In response to the changes to the state’s budget process required by the pandemic, our office will be publishing shorter, more focused budget analyses over the next few months. Given this change, rather than sending out an announcement for each publication, we will provide periodic updates with the key takeaways from our recent pieces. The highlights of our recent work are below. All of our 2021-22 budget analyses to date can be found here.
- CalAIM Proposal Aims to Reduce Health Disparities and Improve Health Equity. Certain population groups suffer worse health outcomes than others. These differences in health outcomes among different groups represent health disparities, and reducing health disparities, in turn, would improve health equity. As a safety-net program, Medi-Cal provides health care coverage to state residents who disproportionately suffer worse health outcomes than other Californians. The administration’s California Advancing and Innovating Medi-Cal (CalAIM) proposal is a far-reaching set of reforms to expand, transform, and streamline Medi-Cal service delivery and financing.
- CalAIM Would Target High-Risk, High Needs Beneficiaries. A primary goal of CalAIM is to improve health outcomes for Medi-Cal’s highest-risk, highest-need beneficiaries, who disproportionately lack stable housing and suffer from one or more chronic conditions, such as serious mental illness and diabetes. CalAIM aims to expand the capacity of Medi-Cal to coordinate care for these beneficiaries and address their medical and nonmedical needs. Key related CalAIM reforms include the introduction of the enhanced care management benefit, authorization and funding for managed care plans to provide nonmedical benefits (such as housing services), and various changes to Medi-Cal’s behavioral health programs.
- While CalAIM Could Improve Health Equity… Overall, we find that CalAIM has potential to improve health outcomes for Medi-Cal’s highest-risk, highest-need beneficiaries. Improving health outcomes for these beneficiaries could lead to reduced disparities and improved health equity since the improvements likely would be concentrated among groups who today suffer disproportionately worse health outcomes. These groups include low-income Californians (who make up the entire Medi-Cal population), individuals experiencing homelessness, and members of certain racial or ethnic groups.

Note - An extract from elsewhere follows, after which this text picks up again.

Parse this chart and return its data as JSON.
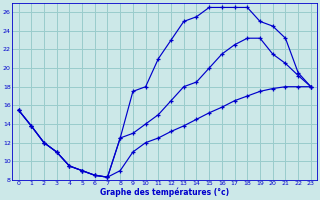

- …The Proposal Faces Several Risks, Challenges, and Limitations. While CalAIM has potential to improve health equity, the reform effort faces several risks, challenges, and limitations. First, there are many drivers of health disparities that CalAIM likely would face challenges in addressing. For example, the limited availability of housing in certain areas of the state will make it difficult for CalAIM’s new housing-related services to successfully link Medi-Cal beneficiaries experiencing homelessness to housing. Second, CalAIM builds upon and replaces similar, existing programs whose effectiveness is not fully understood. For example, several CalAIM reforms collectively would replace the Whole Person Care pilot program. Preliminary evaluations of Whole Person Care demonstrate improvements on certain dimensions, but do not show systematically improved clinical care outcomes for program beneficiaries. Third, important details around how CalAIM would ensure equity are lacking. For example, managed care plans would be required to establish processes for identifying their highest-risk members in order to connect them to enhanced care management and other services. Research indicates that existing processes for identifying high-risk individuals can exhibit racial bias. How the administration would prevent, oversee, and correct such biases from impairing these managed care plan activities is unclear.
- Recommend Formulating Specific Equity Metrics to Ensure CalAIM Is Meeting Equity Goals. While CalAIM holds promise in improving health equity, its success is not certain. This makes monitoring the performance of CalAIM critical. To do so, we recommend that the Legislature formulate a set of metrics related to the health equity goals of CalAIM and require the administration to report on these metrics periodically. In addition to including metrics related to care delivery and utilization, we also would encourage inclusion of metrics that more directly measure beneficiary health outcomes to the fullest extent possible.
- No Concerns With This Year’s Projects. In 2021-22, CSU has two capital outlay proposals totaling $299 million and UC has one proposal totaling $117 million. The proposals would make various campus infrastructure improvements at CSU and construct a replacement building at CSU Chico and at UC Berkeley. We do not raise concerns with these proposals, other than recommending that the Legislature receive a specific list of CSU infrastructure improvement projects prior to funding those projects.
- A Few Key Concerns With Previously Approved Project at UC Merced. In September 2020, UC submitted a plan for a $210 million medical education project at the Merced campus. (The state authorized UC to pursue such a project in the 2019-20 Budget Act.) UC’s plan includes costly research space as well as space for non-medical academic departments. In addition, UC has not identified funding for the project’s costs beyond preliminary plans. Were the Legislature to share these concerns, it could direct UC to provide stronger justification for these parts of the project.
- Some Concerns With Project Approval Process. In the years since the state established its current project review and approval process for university capital outlay projects, we have observed several weaknesses with this process. To address these weakness, we offer four recommendations that would increase transparency and strengthen legislative oversight.